2.1.5. Kehilangan Darah


Pada mayoritas wanita, separuh dari eritrosit yang ditambahkan ke
sirkulasi ibu selama masa kehamilan akan hilang saat pelahiran per
vaginam normal sampai beberapa hari setelahnya. Kehilangan ini terjadi
melalui tempat implantasi plasenta, plasenta, episiotomi atau laserasi,
dan lokia. Pritchard (1965) dan Ueland (1976) menyatakan sekitar 500-
600 ml darah prapelahiran akan hilang saat kelahiran per vaginam bayi
tunggal sampai setelahnya. Sedangkan, sekitar 1000 ml darah hilang
pada seksio sesarea dan pelahiran per vaginam bayi kembar
(Cunningham dkk., 2006).

Universitas Sumatera Utara


2.2. Anemia pada Kehamilan

2.2.1. Definisi dan Kriteria Anemia


Secara fungsional, anemia didefinisikan sebagai penurunan jumlah
massa eritrosit sehingga tidak dapat memenuhi fungsi untuk membawa
oksigen dalam jumlah yang cukup ke jaringan perifer.

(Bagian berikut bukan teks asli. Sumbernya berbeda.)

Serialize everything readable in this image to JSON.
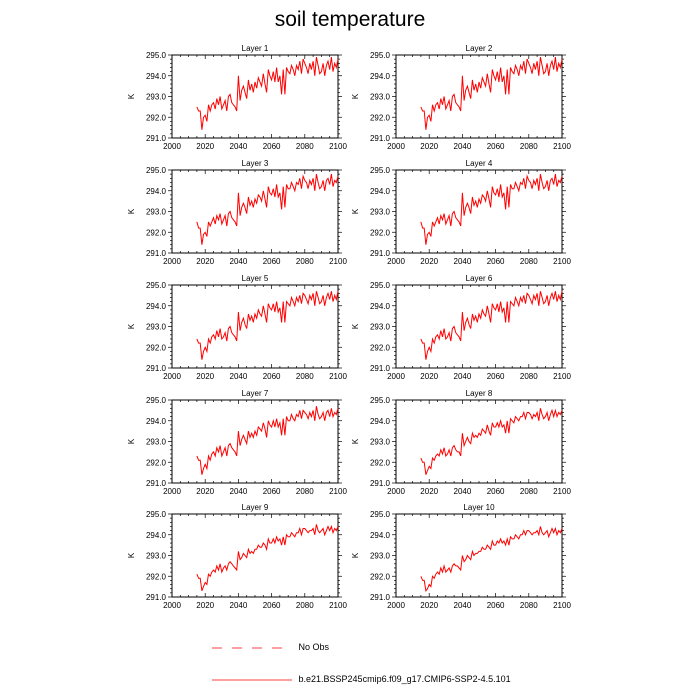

Anemia bukan
suatu kesatuan penyakit tersendiri, tetapi gejala dari berbagai jenis
penyakit yang mendasari (Bakta, 2007).
Parameter penurunan jumlah massa eritrosit adalah kadar hemoglobin,
hematokrit, dan hitung retikulosit. Umumnya, ketiga parameter tersebut
saling bersesuaian. Kadar hematokrit dan hemoglobin adalah parameter
yang paling lazim dipakai (Bakta, 2007).
Umumnya, ibu hamil dinyatakan anemia jika kadar hemoglobin < 11,0
g/dl atau hematokrit < 33% (World Health Organization, 2008;
Abdulmuthalib, 2009).
CDC membuat nilai batas hemoglobin dan hematokrit khusus
berdasarkan trimester kehamilan (Abdulmuthalib, 2009).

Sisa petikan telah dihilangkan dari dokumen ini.